Haven't tried it this with a "chunked" response but would something like this work?
StringBuilder sb = new StringBuilder();
Byte[] buf = new byte[8192];
Stream resStream = response.GetResponseStream();
string tmpString = null;
int count = 0;
do
{
count = resStream.Read(buf, 0, buf.Length);
if(count != 0)
{
tmpString = Encoding.ASCII.GetString(buf, 0, count);
sb.Append(tmpString);
}
}while (count > 0);
I am working on a similar problem. The .net HttpWebRequest and HttpWebRequest handle cookies and redirects automatically but they do not handle chunked content on the response body automatically.

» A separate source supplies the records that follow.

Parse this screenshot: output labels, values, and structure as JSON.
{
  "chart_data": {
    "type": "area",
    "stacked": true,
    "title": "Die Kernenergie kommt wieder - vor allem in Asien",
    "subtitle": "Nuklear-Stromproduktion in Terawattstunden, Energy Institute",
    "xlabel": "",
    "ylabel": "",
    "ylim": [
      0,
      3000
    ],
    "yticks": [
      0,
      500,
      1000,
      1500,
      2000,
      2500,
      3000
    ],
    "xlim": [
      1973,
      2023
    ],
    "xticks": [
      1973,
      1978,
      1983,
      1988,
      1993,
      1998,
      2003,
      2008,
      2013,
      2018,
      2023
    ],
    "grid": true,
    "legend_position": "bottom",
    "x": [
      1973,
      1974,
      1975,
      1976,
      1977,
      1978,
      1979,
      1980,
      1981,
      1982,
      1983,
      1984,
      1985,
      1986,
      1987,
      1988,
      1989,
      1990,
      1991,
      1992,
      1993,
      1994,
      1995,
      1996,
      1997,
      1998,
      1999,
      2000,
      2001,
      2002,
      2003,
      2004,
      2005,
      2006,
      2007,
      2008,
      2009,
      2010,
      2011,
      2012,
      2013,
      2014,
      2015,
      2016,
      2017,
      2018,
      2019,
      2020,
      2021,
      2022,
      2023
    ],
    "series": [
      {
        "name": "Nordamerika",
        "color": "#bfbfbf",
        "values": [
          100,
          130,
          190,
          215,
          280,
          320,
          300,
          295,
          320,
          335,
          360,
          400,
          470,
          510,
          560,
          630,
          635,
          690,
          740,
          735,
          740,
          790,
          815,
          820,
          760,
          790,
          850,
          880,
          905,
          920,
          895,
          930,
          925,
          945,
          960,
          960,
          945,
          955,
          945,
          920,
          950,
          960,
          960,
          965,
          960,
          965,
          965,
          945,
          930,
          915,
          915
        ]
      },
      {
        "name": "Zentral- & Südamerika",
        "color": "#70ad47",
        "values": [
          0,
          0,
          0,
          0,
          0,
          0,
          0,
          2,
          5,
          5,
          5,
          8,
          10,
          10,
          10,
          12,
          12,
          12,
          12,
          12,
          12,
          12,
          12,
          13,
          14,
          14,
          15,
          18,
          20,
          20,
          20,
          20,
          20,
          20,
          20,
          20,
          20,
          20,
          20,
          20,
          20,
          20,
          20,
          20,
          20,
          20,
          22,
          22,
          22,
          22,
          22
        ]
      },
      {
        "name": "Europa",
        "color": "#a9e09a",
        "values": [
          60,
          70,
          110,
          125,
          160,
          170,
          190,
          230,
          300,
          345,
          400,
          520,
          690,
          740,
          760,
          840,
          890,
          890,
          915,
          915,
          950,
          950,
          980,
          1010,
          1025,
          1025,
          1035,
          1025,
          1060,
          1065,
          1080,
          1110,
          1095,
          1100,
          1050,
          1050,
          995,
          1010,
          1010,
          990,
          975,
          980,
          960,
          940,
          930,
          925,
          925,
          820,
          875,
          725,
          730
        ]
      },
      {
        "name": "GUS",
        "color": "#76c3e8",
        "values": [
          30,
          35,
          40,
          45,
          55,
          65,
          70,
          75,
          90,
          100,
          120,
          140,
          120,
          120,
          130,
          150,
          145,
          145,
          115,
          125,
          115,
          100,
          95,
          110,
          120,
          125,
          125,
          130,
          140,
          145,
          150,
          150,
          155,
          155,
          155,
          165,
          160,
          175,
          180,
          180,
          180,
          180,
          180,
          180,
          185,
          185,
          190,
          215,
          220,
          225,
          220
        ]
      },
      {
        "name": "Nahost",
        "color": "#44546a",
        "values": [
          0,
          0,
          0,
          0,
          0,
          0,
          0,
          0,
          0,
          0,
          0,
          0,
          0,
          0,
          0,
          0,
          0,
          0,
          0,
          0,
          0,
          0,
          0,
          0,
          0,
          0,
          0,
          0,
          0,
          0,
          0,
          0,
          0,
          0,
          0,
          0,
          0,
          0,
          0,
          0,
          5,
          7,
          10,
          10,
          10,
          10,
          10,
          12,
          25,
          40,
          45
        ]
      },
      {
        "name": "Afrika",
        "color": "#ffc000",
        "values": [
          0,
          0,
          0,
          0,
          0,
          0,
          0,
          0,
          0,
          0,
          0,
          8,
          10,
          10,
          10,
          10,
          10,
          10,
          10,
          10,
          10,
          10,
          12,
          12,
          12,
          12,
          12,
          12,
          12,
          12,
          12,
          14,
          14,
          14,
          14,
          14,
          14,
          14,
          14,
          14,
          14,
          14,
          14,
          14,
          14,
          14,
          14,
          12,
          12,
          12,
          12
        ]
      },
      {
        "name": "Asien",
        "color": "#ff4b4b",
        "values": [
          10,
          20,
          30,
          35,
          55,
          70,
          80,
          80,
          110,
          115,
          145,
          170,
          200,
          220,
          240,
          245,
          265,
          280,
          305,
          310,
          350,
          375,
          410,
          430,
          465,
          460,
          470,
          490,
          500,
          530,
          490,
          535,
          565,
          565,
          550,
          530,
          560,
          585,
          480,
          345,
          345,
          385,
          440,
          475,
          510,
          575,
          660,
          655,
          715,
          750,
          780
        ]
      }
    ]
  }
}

This is perhaps because chunked content may contain more than simple data (i.e.: chunk names, trailing headers).
Simply reading the stream and ignoring the EOF exception will not work as the stream contains more than the desired content. The stream will contain chunks and each chunk begins by declaring its size. If the stream is simply read from beginning to end the final data will contain the chunk meta-data (and in case where it is gziped content it will fail the CRC check when decompressing).

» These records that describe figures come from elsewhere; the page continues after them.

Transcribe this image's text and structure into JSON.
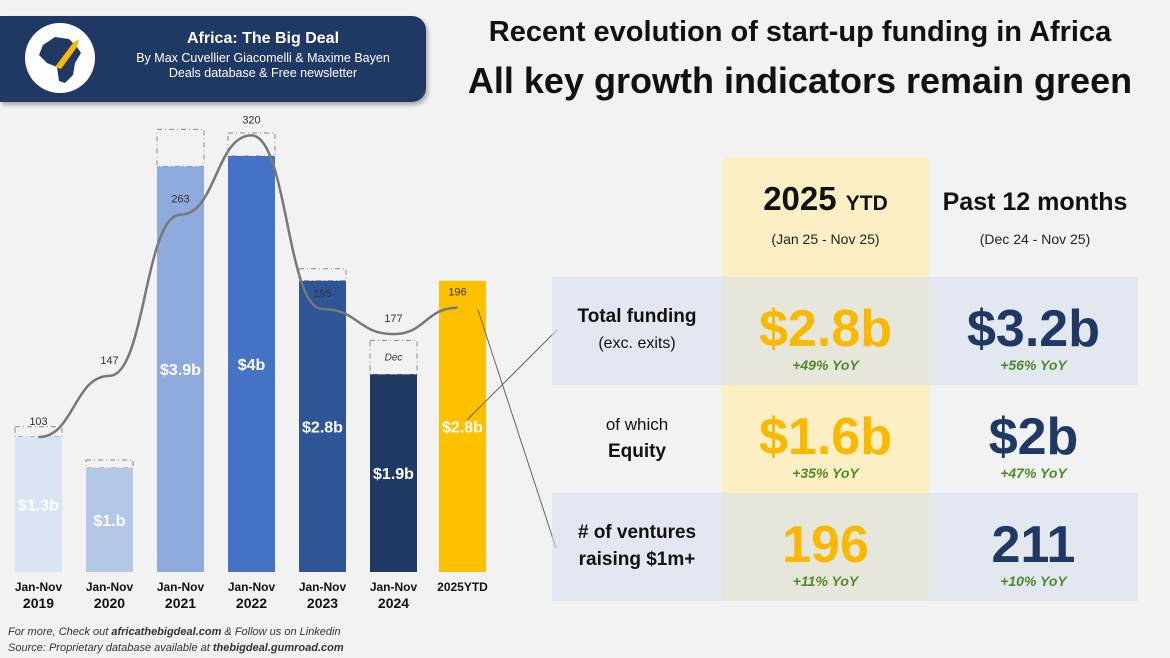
{
  "banner": {
    "title": "Africa: The Big Deal",
    "authors": "By Max Cuvellier Giacomelli & Maxime Bayen",
    "tagline": "Deals database & Free newsletter"
  },
  "title": {
    "line1": "Recent evolution of start-up funding in Africa",
    "line2": "All key growth indicators remain green"
  },
  "chart_data": {
    "type": "bar",
    "title": "",
    "categories": [
      [
        "Jan-Nov",
        "2019"
      ],
      [
        "Jan-Nov",
        "2020"
      ],
      [
        "Jan-Nov",
        "2021"
      ],
      [
        "Jan-Nov",
        "2022"
      ],
      [
        "Jan-Nov",
        "2023"
      ],
      [
        "Jan-Nov",
        "2024"
      ],
      [
        "2025YTD",
        ""
      ]
    ],
    "series": [
      {
        "name": "Funding",
        "unit": "$b",
        "values": [
          1.3,
          1.0,
          3.9,
          4,
          2.8,
          1.9,
          2.8
        ],
        "labels": [
          "$1.3b",
          "$1.b",
          "$3.9b",
          "$4b",
          "$2.8b",
          "$1.9b",
          "$2.8b"
        ]
      },
      {
        "name": "# of ventures raising $1m+",
        "type": "line",
        "values": [
          103,
          147,
          263,
          320,
          195,
          177,
          196
        ]
      }
    ],
    "annotation": "Dec",
    "colors": [
      "#dbe4f3",
      "#b4c7e7",
      "#8faadc",
      "#4472c4",
      "#2f5597",
      "#1f3864",
      "#ffc000"
    ]
  },
  "table": {
    "col1": {
      "title": "2025",
      "suffix": "YTD",
      "range": "(Jan 25 - Nov 25)"
    },
    "col2": {
      "title": "Past 12 months",
      "range": "(Dec 24 - Nov 25)"
    },
    "rows": [
      {
        "label1": "Total funding",
        "label2": "(exc. exits)",
        "ytd": "$2.8b",
        "ytd_yoy": "+49% YoY",
        "l12": "$3.2b",
        "l12_yoy": "+56% YoY"
      },
      {
        "label1": "of which",
        "label2": "Equity",
        "ytd": "$1.6b",
        "ytd_yoy": "+35% YoY",
        "l12": "$2b",
        "l12_yoy": "+47% YoY"
      },
      {
        "label1": "# of ventures",
        "label2": "raising $1m+",
        "ytd": "196",
        "ytd_yoy": "+11% YoY",
        "l12": "211",
        "l12_yoy": "+10% YoY"
      }
    ]
  },
  "footer": {
    "line1_pre": "For more, Check out ",
    "line1_link": "africathebigdeal.com",
    "line1_post": " & Follow us on Linkedin",
    "line2_pre": "Source: Proprietary database available at ",
    "line2_link": "thebigdeal.gumroad.com"
  }
}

To solve the problem it is necessary to manually parse the stream, removing the chunk size from each chunk (as well as the CR LF delimitors), detecting the final chunk and keeping only the chunk data. There likely is a library out there somewhere that does this, I have not found it yet.
Usefull resources :
http://en.wikipedia.org/wiki/Chunked_transfer_encoding
https://www.rfc-editor.org/rfc/rfc2616#section-3.6.1
I've had the same problem (which is how I ended up here :-). Eventually tracked it down to the fact that the chunked stream wasn't valid - the final zero length chunk was missing. I came up with the following code which handles both valid and invalid chunked streams.

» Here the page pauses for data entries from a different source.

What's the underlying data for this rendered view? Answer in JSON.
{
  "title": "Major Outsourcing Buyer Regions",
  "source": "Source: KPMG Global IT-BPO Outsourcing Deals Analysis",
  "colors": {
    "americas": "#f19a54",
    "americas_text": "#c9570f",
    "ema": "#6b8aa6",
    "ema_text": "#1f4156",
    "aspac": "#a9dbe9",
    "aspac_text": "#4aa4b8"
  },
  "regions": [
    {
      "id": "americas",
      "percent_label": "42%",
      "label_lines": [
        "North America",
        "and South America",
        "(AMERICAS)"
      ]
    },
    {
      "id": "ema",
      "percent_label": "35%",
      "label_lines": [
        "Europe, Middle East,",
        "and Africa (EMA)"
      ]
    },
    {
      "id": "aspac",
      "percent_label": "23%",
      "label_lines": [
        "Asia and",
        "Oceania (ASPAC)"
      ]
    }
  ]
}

using (StreamReader sr = new StreamReader(response.GetResponseStream(), Encoding.UTF8))
{
StringBuilder sb = new StringBuilder();
try
{
while (!sr.EndOfStream)
{
sb.Append((char)sr.Read());
}
}
catch (System.IO.IOException)
{ }
string content = sb.ToString();
}
After trying a lot of snippets from StackOverflow and Google, ultimately I found this to work the best (assuming you know the data a UTF8 string, if not, you can just keep the byte array and process appropriately):
byte[] data;
var responseStream = response.GetResponseStream();
var reader = new StreamReader(responseStream, Encoding.UTF8);
data = Encoding.UTF8.GetBytes(reader.ReadToEnd());
return Encoding.Default.GetString(data.ToArray());
I found other variations work most of the time, but occasionally truncate the data. I got this snippet from:
https://social.msdn.microsoft.com/Forums/en-US/4f28d99d-9794-434b-8b78-7f9245c099c4/problems-with-httpwebrequest-and-transferencoding-chunked?forum=ncl
It is funny. During playing with the request header and removing "Accept-Encoding: gzip,deflate" the server in my usecase did answer in a plain ascii manner and no longer with chunked, encoded snippets. Maybe you should give it a try and keep "Accept-Encoding: gzip,deflate" away. The idea came while reading the upper mentioned wiki in topic about using compression.